Bishop Strickland

No. 35
- Position: Fullback

Personal information
- Born: January 4, 1927 Mullins, South Carolina, U.S.
- Died: December 15, 1997 (aged 70)
- Listed height: 5 ft 10 in (1.78 m)
- Listed weight: 195 lb (88 kg)

Career information
- High school: Mullins
- College: South Carolina (1947–1950)
- NFL draft: 1951: 6th round, 64th overall pick

Career history
- San Francisco 49ers (1951);

Awards and highlights
- Second-team All-Southern (1949);
- Stats at Pro Football Reference

= Bishop Strickland =

American football player (1927–1997)

Frank Bishop Strickland (January 4, 1927 – December 15, 1997) was an American professional football fullback who played for the San Francisco 49ers of the National Football League (NFL). He played college football for the South Carolina Gamecocks and was selected by the 49ers in the sixth round of the 1951 NFL draft.

==Early life==
Frank Bishop Strickland was born on January 4, 1927, in Mullins, South Carolina. He played high school football at Mullins High School. As a senior in 1946, he helped the team go undefeated with a 15–0 record and win the state title.

==College career==
Strickland enrolled at the University of South Carolina to play college football for the Gamecocks. He was a four-year starter and letterman from 1947 to 1950 as a right halfback. He earned all-state honors all four seasons, and Associated Press second-team All-Southern Conference honors in 1949. At the conclusion of his college career, he played in the Senior Bowl and North–South Shrine Game.
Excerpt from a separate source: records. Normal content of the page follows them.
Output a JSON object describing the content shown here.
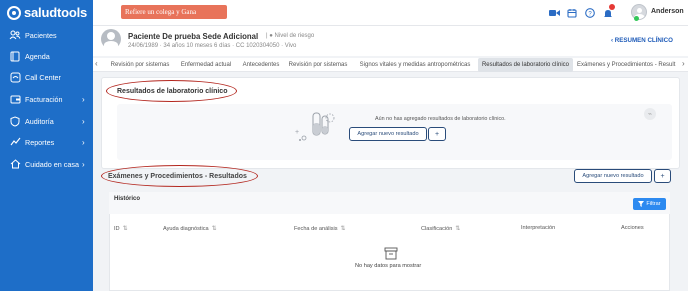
{
  "app": {
    "logo_text": "saludtools"
  },
  "sidebar": {
    "items": [
      {
        "label": "Pacientes",
        "icon": "users-icon",
        "has_chevron": false
      },
      {
        "label": "Agenda",
        "icon": "book-icon",
        "has_chevron": false
      },
      {
        "label": "Call Center",
        "icon": "headset-icon",
        "has_chevron": false
      },
      {
        "label": "Facturación",
        "icon": "wallet-icon",
        "has_chevron": true
      },
      {
        "label": "Auditoría",
        "icon": "shield-icon",
        "has_chevron": true
      },
      {
        "label": "Reportes",
        "icon": "chart-icon",
        "has_chevron": true
      },
      {
        "label": "Cuidado en casa",
        "icon": "home-icon",
        "has_chevron": true
      }
    ]
  },
  "topbar": {
    "refer_label": "Refiere un colega y Gana",
    "user_name": "Anderson",
    "notification_count": "1"
  },
  "patient": {
    "name": "Paciente De prueba Sede Adicional",
    "risk_label": "Nivel de riesgo",
    "meta": "24/06/1989 · 34 años 10 meses 6 días · CC 1020304050 · Vivo",
    "summary_label": "RESUMEN CLÍNICO"
  },
  "tabs": [
    {
      "label": "Revisión por sistemas",
      "active": false
    },
    {
      "label": "Enfermedad actual",
      "active": false
    },
    {
      "label": "Antecedentes",
      "active": false
    },
    {
      "label": "Revisión por sistemas",
      "active": false
    },
    {
      "label": "Signos vitales y medidas antropométricas",
      "active": false
    },
    {
      "label": "Resultados de laboratorio clínico",
      "active": true
    },
    {
      "label": "Exámenes y Procedimientos - Result",
      "active": false
    }
  ],
  "lab": {
    "title": "Resultados de laboratorio clínico",
    "empty_text": "Aún no has agregado resultados de laboratorio clínico.",
    "add_label": "Agregar nuevo resultado",
    "add_plus": "+"
  },
  "exams": {
    "title": "Exámenes y Procedimientos - Resultados",
    "add_label": "Agregar nuevo resultado",
    "add_plus": "+",
    "history_title": "Histórico",
    "filter_label": "Filtrar",
    "columns": [
      "ID",
      "Ayuda diagnóstica",
      "Fecha de análisis",
      "Clasificación",
      "Interpretación",
      "Acciones"
    ],
    "no_data": "No hay datos para mostrar"
  },
  "colors": {
    "sidebar": "#1e6ec8",
    "refer": "#e8735a",
    "accent": "#2d8af0",
    "annotation": "#b3261e"
  }
}
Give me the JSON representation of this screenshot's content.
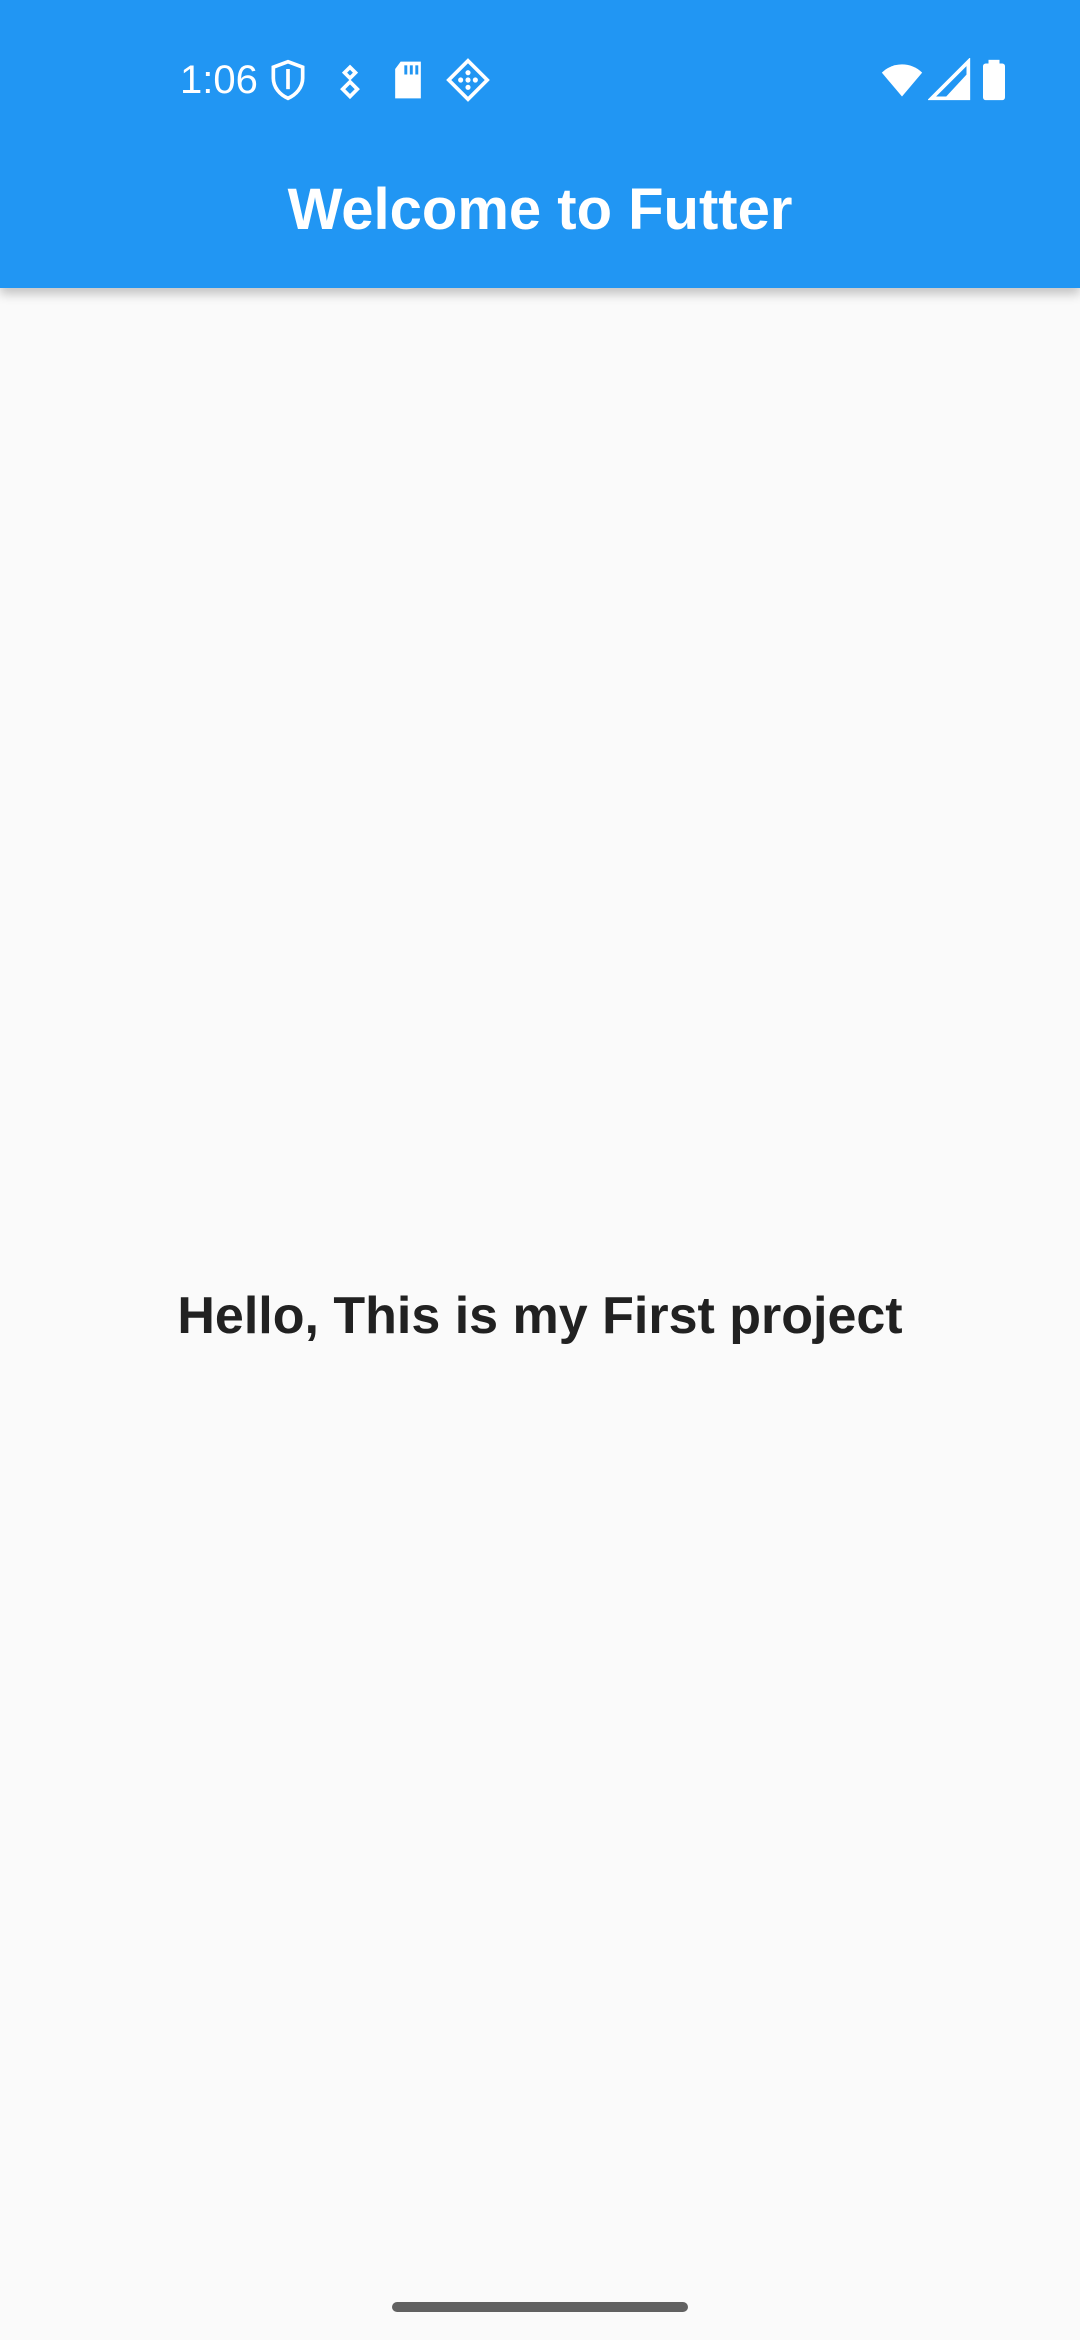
{
  "status_bar": {
    "time": "1:06",
    "left_icons": [
      "shield-icon",
      "location-pin-icon",
      "sd-card-icon",
      "diamond-grid-icon"
    ],
    "right_icons": [
      "wifi-icon",
      "cellular-signal-icon",
      "battery-icon"
    ]
  },
  "app_bar": {
    "title": "Welcome to Futter",
    "color": "#2196f3"
  },
  "main": {
    "message": "Hello, This is my First project"
  },
  "colors": {
    "background": "#fafafa",
    "text": "#212121",
    "accent": "#2196f3"
  }
}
Strickland was inducted into the University of South Carolina Athletic Hall of Fame in 1975.

==Professional career==
Strickland was selected by the San Francisco 49ers in the sixth round, with the 64th overall pick, of the 1951 NFL draft. He played in nine games for the 49ers during the 1951 season in a reserve role, recording 34 carries for 165 yards, two fumbles, one fumble recovery, and one kick return for 14 yards.

==Personal life==
Strickland served in the United States Navy. He was later a homebuilder in North Augusta, South Carolina. He was president of the North Augusta Chamber of Commerce in 1966. Strickland died on December 15, 1997.